Datanglah KepadaKu Engkau Yang Berbeban Berat

Perjalanan hidup ini seperti lomba marathon, bukan lomba lari cepat. Butuh ketekunan dan semangat yang pantang menyerah kalau kita mau mencapai garis akhir dan memenangkan-nya. Dalam lomba marathon, di perlukan strategi yang baik karena jarak yang harus di tempuh jauh lebih panjang daripada lomba lari cepat. Biasa nya di awal pertandingan, kita masih punya semangat tinggi dan kekuatan yang prima. Namun penurunan stamina dan semangat biasa nya terjadi sewaktu akan mendekati garis akhir.

Demikian juga dengan perjalanan hidup kekristenan kita. Ingin sekali kita bisa Finish Strong, tapi terkadang ada saat-saat di mana kita merasa lemah dan tidak sanggup untuk mengakhiri nya sampai garis finish. Di saat-saat seperti itulah jangan sampai kita menyerah tapi datanglah kepadaNya karena Dia lah sumber kekuatan kita. Dia akan menyegarkan jiwa kita, sehingga kita mendapatkan ketenangan dan kekuatan yang baru untuk kembali berlari sampai mencapai garis akhir. “Lalu Ia berfirman: “Aku sendiri hendak membimbing engkau dan memberikan ketenteraman kepadamu” (Keluaran 33:14).
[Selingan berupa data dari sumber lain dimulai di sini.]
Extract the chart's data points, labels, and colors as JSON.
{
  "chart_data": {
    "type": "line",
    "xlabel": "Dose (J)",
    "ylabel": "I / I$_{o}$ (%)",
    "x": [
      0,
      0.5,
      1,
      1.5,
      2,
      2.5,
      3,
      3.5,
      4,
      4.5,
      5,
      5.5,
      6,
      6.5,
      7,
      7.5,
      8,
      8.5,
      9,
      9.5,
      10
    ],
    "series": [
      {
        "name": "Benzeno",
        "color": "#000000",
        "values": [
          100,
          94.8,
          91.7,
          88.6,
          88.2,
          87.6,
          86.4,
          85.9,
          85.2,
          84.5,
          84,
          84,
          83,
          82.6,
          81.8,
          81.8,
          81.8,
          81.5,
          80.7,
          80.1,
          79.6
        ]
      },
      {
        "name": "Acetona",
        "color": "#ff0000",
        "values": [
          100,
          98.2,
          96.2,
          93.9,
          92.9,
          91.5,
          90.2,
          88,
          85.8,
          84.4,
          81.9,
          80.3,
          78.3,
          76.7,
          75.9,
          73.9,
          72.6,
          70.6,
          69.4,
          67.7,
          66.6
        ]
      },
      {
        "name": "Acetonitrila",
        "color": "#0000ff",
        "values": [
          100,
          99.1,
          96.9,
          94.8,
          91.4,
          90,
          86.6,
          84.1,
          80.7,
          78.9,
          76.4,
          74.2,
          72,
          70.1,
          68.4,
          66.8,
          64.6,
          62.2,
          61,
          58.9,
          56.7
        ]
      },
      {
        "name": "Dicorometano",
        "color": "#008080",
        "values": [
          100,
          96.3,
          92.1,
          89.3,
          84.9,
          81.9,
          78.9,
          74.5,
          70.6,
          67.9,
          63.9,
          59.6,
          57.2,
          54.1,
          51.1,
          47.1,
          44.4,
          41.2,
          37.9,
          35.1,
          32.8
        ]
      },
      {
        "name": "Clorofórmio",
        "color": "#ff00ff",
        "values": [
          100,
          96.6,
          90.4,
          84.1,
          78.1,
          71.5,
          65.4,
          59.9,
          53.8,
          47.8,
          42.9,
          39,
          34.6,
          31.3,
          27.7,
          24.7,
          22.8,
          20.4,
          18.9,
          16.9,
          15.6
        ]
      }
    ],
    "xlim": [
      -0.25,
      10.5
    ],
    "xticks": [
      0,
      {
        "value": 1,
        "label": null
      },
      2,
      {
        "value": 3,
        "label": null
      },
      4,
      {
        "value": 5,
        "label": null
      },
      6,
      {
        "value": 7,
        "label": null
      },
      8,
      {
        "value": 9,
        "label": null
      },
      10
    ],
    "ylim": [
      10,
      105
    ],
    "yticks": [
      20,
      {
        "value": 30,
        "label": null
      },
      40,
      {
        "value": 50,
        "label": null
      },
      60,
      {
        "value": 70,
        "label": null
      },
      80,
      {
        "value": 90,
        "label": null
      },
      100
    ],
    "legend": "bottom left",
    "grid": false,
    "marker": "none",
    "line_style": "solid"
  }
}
Sebab Tuhan sendiri yang berkata: “Marilah datang kepadaKu, semua yang letih lesu dan berbedan berat, Aku akan memberi kelegaan kepadamu. Pikulah kuk yang Kupasang dan belajarlah padaKu, karena Aku lemah lembut dan rendah hati dan jiwamu akan mendapatkan ketenangan. Sebab kuk yang Kupasang itu enak dan bebanKu pun ringan” (Matius 11:28-30).